Déo Bugegene, un Réginois originaire du Burundi, a peiné à faire reconnaître son statut de réfugié au Canada, à cause de l'emploi qu'il occupait dans son pays. Maintenant, il est sur le point d'obtenir sa résidence permanente au Canada, mais le processus a duré 10 ans et a nécessité l'intervention du secrétaire général d'Amnistie internationale Canada, Alex Neve.

Déo Bugegene est arrivé au Canada en 2007 avec sa femme et leurs trois filles. En tant que nouvel arrivant, il espérait pouvoir entreprendre des études pour pouvoir commencer une nouvelle vie. Dès la première rencontre avec une avocate canadienne, cependant, il a réalisé qu’atteindre ce but ne serait pas facile et que sa situation était complexe.

Avant d'arriver au Canada, Déo Bugegene a été officier de l'armée burundaise pendant 20 ans. Il a été longuement interrogé à ce sujet par les autorités canadiennes.

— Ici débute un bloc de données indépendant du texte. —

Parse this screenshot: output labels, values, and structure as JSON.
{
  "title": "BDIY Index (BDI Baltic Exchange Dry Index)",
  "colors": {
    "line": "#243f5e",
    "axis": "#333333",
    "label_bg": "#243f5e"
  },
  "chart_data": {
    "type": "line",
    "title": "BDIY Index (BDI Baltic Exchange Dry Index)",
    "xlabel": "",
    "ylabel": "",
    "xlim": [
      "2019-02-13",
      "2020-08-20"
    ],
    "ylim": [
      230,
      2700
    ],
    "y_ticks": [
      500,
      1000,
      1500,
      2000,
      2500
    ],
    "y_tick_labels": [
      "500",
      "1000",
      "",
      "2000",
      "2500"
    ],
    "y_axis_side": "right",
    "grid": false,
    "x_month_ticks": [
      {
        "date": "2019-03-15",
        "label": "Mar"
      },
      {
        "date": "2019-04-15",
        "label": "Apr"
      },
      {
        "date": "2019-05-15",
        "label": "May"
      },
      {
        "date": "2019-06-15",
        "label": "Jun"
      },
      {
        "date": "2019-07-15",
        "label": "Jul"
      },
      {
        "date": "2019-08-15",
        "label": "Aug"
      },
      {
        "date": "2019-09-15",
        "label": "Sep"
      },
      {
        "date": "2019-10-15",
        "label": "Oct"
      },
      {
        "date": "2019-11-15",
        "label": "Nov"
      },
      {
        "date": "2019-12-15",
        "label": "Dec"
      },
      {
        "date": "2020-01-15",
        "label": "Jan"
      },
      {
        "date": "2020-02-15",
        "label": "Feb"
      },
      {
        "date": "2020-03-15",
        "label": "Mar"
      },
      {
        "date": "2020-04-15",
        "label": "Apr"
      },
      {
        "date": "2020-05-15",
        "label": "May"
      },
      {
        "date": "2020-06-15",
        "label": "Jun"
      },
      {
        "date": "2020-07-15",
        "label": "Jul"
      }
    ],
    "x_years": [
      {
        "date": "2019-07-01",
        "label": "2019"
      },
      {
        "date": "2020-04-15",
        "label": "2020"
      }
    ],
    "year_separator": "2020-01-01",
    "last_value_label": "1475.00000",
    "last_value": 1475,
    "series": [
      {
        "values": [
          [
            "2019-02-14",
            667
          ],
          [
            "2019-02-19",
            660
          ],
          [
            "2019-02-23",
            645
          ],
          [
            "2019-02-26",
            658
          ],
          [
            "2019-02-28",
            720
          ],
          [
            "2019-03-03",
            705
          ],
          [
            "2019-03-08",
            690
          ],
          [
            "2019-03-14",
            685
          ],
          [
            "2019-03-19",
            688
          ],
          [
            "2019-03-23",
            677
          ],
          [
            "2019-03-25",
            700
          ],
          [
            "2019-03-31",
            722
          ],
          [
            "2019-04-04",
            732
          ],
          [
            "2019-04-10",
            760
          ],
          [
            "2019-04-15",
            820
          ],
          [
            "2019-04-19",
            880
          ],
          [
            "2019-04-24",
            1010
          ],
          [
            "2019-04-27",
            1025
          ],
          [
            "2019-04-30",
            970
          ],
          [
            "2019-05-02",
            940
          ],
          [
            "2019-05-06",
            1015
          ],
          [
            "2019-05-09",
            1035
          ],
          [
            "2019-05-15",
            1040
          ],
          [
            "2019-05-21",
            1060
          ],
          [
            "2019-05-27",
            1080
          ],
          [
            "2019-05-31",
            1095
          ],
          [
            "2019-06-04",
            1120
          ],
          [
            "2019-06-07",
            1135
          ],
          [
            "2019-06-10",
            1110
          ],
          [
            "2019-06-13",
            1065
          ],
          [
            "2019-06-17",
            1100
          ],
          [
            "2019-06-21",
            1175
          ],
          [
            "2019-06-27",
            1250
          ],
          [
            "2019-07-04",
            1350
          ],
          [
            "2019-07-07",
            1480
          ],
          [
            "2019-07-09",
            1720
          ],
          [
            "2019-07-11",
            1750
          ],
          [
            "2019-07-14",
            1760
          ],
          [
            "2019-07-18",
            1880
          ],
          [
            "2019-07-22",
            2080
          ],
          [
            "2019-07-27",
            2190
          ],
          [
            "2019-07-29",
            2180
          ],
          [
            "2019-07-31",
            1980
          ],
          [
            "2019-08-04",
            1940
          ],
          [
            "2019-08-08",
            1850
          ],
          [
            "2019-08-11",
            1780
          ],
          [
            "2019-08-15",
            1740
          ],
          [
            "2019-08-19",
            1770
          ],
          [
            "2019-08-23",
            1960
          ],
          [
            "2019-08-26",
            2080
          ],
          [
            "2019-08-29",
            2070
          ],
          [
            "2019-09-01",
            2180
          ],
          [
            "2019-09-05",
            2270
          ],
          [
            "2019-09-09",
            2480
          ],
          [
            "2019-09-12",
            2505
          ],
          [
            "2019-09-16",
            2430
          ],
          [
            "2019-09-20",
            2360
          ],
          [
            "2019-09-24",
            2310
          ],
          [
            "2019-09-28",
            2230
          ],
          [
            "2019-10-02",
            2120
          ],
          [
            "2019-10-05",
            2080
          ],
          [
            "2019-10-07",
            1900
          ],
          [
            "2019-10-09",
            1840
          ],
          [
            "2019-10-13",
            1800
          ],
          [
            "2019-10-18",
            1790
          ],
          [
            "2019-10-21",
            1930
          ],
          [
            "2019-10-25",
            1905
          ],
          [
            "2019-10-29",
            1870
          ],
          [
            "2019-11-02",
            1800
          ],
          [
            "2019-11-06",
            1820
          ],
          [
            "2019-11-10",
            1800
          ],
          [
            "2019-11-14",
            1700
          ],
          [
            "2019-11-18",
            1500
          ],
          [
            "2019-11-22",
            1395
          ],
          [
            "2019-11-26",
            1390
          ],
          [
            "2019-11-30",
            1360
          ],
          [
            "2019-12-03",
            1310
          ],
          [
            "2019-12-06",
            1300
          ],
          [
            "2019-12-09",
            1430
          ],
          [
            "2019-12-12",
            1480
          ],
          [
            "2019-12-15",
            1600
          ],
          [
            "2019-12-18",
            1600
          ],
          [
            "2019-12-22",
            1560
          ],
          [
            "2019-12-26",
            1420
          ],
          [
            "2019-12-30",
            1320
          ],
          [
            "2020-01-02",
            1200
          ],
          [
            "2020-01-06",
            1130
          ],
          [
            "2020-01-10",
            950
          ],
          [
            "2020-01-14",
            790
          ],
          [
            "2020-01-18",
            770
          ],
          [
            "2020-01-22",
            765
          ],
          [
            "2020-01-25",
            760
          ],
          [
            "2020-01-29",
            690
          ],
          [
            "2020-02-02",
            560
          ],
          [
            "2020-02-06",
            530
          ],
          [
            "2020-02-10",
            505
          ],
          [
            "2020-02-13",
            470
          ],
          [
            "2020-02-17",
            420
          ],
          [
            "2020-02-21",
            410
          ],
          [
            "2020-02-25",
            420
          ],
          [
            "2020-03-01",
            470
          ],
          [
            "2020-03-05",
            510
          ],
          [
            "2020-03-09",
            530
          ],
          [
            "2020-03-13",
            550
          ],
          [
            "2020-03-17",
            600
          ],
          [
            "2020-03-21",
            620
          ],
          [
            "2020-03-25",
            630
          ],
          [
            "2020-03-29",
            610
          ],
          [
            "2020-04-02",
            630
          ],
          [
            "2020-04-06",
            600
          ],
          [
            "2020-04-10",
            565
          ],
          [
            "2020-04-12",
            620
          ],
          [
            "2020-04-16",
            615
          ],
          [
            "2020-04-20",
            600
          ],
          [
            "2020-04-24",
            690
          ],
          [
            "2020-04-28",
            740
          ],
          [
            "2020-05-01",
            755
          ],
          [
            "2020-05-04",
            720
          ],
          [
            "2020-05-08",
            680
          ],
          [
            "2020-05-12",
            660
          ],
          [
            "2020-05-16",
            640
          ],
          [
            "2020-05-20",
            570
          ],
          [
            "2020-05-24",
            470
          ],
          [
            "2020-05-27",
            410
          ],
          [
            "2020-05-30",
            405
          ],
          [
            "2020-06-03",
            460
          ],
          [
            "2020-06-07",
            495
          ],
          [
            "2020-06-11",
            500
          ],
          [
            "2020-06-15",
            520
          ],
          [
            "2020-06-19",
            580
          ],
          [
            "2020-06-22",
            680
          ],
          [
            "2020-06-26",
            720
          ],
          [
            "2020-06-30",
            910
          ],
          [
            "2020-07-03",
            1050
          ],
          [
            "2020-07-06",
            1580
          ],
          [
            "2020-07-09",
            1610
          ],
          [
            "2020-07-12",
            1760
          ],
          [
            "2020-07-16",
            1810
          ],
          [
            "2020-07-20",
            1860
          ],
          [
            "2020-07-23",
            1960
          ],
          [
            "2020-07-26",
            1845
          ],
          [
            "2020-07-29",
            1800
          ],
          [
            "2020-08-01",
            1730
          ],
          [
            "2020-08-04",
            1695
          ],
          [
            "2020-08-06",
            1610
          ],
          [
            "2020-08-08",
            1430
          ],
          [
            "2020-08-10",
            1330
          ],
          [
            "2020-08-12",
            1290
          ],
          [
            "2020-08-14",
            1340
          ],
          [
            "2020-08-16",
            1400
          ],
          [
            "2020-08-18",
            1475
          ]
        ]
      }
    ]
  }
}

Tous les crimes reprochés au gouvernement du Burundi, avant même que je rentre dans l'armée, ils m’ont demandé de me prononcer là-dessus.

Déo Bugegene

En 1993, après l’assassinat du premier président démocratiquement élu du Burundi, Melchior Ndadaye, M. Bugegene a fui vers la République Démocratique du Congo où il a tenté de dénoncer les putschistes, mais le gouvernement du Burundi l'a accusé de complicité dans l'assassinat du président Ndadaye. À sa grande surprise, il aété emprisonné avec des putschistes qui ont fui vers le même pays que lui.

À sa libération quatre mois plus tard, l’accusation de complicité au coup d'État a été abandonnée, mais une autre accusation, de désertion de l'armée demeure, jusqu’à ce jour. Déo Bugegene soutient qu’il n’a pas déserté son poste, mais qu’il a plutôt fui parce qu'il craignait pour sa sécurité.

Amnistie internationale Canada intervient

Le gouvernement canadien a accordé l’asile à la femme et aux filles de Déo Bugegene. Pour éviter qu’il soit lui-même renvoyé au Burundi, il a rencontré le secrétaire général d'Amnistie internationale Canada, Alex Neve. Déo Bugegene est convaincu que c’est l’intervention de ce dernier qui a fait en sorte qu'il ne soit pas expulsé.

La situation au pays est très tendue, il y a beaucoup de violence, beaucoup de violations des droits de la personne très graves. Nous devons certainement considérer les détails avant de prendre une décision.

Alex Neve, secrétaire général d'Amnistie internationale Canada

À la fin de 2016, Déo Bugegene a appris que sa demande de résidence permanente avait été acceptée. Même s’il lui est maintenant permis de travailler, il n’a toujours pas abandonné son rêve de pouvoir faire des études.